Gwynn smiled wryly, shaking his head. “He was no more a god than I. But mortals,” he shrugged, “saw too much of what he was and deemed him so.”
“So…” she needed a moment for the information to settle. “You don’t know where this sword is now?”
“My father gave it to a worthy mortal ruler before this common era. Conall and I traced the line of King Solomon to no avail.”
Recognition dawned. Solomon’s sword – used in the holy wars to turn the tide of Judeo-Christian pantheon. Even she’d heard of that holy blade, said to have been divine blessed. Guess that made sense then.

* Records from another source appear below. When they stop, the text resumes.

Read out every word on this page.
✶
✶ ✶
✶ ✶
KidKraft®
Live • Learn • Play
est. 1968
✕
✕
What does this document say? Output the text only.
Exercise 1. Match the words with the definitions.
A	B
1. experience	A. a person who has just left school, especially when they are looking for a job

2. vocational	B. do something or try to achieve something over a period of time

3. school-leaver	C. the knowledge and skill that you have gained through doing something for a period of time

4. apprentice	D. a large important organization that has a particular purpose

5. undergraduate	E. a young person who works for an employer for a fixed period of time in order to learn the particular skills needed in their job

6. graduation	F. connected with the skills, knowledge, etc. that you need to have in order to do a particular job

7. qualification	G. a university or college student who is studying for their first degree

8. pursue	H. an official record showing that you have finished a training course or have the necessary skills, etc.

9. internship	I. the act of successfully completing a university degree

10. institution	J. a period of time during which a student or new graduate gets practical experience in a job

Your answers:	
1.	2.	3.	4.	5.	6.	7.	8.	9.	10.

A name jumped out of the passage of text, one very recognizable. “Shamshir-e Zomorrodnegār. This is the same sword?”
He nodded, pulling her closer to his chest and resting his cheek on her head in an uncharacteristic showing of intimacy. “As I’ve said, we traced the lines most thoroughly. It disappeared after the rise of Christianity.”
“We have to find it. I’ll get my best seers scrying—“
He chuckled, kissing her temple. “Ah yes, we should find it, why didn’t I think of that.”
She turned and smacked his chest. “Cheeky Fae. This is the best lead I’ve had in… ever.”
“Enough to earn me a kiss?”
There wasn’t much she could deny him when he was looking all young and mischievous, and fully sane. A rarity she wasn’t about to squander.
“Much more than a kiss, I’d say.” The notebook fell to the floor as she turned in his lap and wrapped her hands around his neck
“It’s okay to admit you missed me, A’stór.” He smiled as he leaned in, tightening his grip on her waist to drag her closer.
She smiled back, not unaffected by his charm. “More than I miss my favorite silks when they’re being laundered, less than I miss my magic on this realm.”
His thumb swiped down her cheek, fingers curling under her jaw. “Next time, I’ll visit you in your chambers. I didn’t want to take the chance of being overheard…”
“Are you going to kiss me or shall we get into a discussion of politics?”
He let out a breathless chuckle as he finally pressed his lips to hers, soft, gentle, waiting for her to set the pace, always considerate. She quickly took control, her body having gone too long without the fulfillment he offered, deepening the kiss, digging her hands into his damp hair, losing herself to sensation.